Die Staatshoheit erstreckt sich auf diejenigen Einrichtungen, die für das ganze wirtschaftliche Leben eine allgemeine unentbehrliche Voraussetzung bilden (Regelung des Rechts und der öffentlichen Organe, Handels- und Steuerpolitik, Geldwesens u. s. w.) oder durch sonstige vom Staate wahrzunehmende Aufgaben der öffentlichen Ordnung, Sittlichkeit und des allgemeinen Wohls (z. B. Schutz der Gesundheit, Arbeitsruhe, Frauen- und Kinderarbeit) bedingt sind. Das unmittelbare Eingreifen des Staates in das Gebiet der Produktion des Verbrauchs und Verkehrs im weitesten Sinne ist berechtigt und notwendig, wenn für ein zwingendes allgemeines Bedürfnis die private Tätigkeit nicht genügt, oder durch monopolartige Bestrebungen oder sonstigen unlauteren Wettbewerb von einzelnen einseitig zum Nachteil der übrigen ausgebeutet wird. Insoweit in derartigen Fällen je nach der technischen Entwicklung der Eigenbetrieb des Staates die zweckmäßigste Betriebsform ist, sei es überhaupt oder als Übergangsorganisation zu einer befriedigenden Ordnung der privaten Konkurrenz, hat sich der Staat auch dieser Aufgabe zu unterziehen. Allgemeine Grundsätze lassen sich hierfür schwer aufstellen. Die Bedürfnisfrage ist nach der Eigenart der Staaten und den technischen Voraussetzungen (einschließlich der Finanz- und Verwaltungstechnik) zu verschiedenartig. Jedenfalls muss der Eigenbetrieb des Staates als Ausnahme, und eine Konkurrenz des Staates mit der Privatproduktion nur unter besonderen Umständen als zulässig gelten. Bei jeder sozialpolitischen Einrichtung, die öffentliche Mittel in Anspruch nimmt, steht die Frage einer gerechten finanziellen Deckung in erster Reihe. Eine schablonenfreie Staats-Verwaltung darf nichts überflüssiges tun, und nichts Notwendiges unterlassen, muss die Selbstentwicklung als Regel betrachten, aber, wenn die Willensstärke oder das Können der Einzelkräfte versagt, die Regelung selbst in die Hand nehmen. Keinenfalls ist die Meinung, der Staat könne es besser als die Privattätigkeit machen, allein genügend. Je nach der Bedeutung der in Frage stehenden Angelegenheit für die allgemeine wirtschaftliche Entwicklung kann der Staat öffentliche Rechte begründen, Privatrechte ausschließen oder beschränken, muss aber bei Eingriff in ordnungsgemäß erworbene Rechte für Schadloshaltung sorgen.

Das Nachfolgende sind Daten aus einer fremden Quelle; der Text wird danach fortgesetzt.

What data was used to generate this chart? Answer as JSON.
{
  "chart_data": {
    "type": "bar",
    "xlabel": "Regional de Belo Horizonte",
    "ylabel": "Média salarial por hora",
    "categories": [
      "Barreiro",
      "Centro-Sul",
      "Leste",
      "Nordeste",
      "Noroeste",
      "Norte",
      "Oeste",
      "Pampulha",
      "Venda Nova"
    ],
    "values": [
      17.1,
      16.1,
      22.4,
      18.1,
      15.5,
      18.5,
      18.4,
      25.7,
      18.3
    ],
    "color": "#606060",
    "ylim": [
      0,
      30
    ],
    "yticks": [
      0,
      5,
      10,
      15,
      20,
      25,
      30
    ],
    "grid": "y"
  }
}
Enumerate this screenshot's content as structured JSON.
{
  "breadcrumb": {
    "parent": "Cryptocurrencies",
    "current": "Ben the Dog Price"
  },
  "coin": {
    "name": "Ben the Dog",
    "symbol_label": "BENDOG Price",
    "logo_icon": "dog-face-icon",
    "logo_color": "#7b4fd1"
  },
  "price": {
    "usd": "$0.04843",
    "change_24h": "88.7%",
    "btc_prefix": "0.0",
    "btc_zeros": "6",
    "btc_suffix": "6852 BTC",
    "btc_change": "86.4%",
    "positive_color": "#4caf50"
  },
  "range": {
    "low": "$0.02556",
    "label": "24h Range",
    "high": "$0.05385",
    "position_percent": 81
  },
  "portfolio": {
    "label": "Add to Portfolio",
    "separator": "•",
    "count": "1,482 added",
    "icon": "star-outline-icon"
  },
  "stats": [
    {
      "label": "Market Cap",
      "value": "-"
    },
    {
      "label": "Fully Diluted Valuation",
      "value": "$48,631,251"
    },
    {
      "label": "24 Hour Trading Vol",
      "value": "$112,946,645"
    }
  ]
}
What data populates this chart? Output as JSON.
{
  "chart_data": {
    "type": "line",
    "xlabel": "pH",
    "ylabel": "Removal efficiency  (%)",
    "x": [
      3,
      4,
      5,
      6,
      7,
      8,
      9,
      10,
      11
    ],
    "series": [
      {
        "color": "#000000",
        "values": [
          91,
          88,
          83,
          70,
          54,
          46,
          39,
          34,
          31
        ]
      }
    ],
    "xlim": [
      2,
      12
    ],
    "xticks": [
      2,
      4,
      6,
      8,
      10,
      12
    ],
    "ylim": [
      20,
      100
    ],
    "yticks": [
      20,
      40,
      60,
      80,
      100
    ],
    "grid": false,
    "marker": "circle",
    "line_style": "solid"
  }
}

Es ist ein Zeichen von Gewalttätigkeit oder Engherzigkeit, wenn bei großen Reformen denjenigen, die aus den bisherigen fehlerhaften Einrichtungen rechtlich begründete Ansprüche erworben haben, die aus der Änderung sich ergebenden nachteiligen Konsequenzen aufgebürdet werden.

Andere Gesichtspunkte als für den Staat bestehen in Bezug auf den Eigenbetrieb der Gemeinden. Hier tritt der finanzielle Gesichtspunkt für die Frage in den Vordergrund, ob die Gemeinde ein für die Bürger notwendiges oder nützliches Unternehmen bei gleicher Leistung mit Rücksicht auf die Rentabilität selbst betreiben oder wegen des Risiko vertragsmäßig dem Privatbetrieb übertragen soll. In diesem engen, leicht übersehbaren Verbande wird die moderne sozialpolitische Tätigkeit eine steuerpolitische Frage, wie es auch in den Gemeinden der früheren Kulturperioden der Fall war.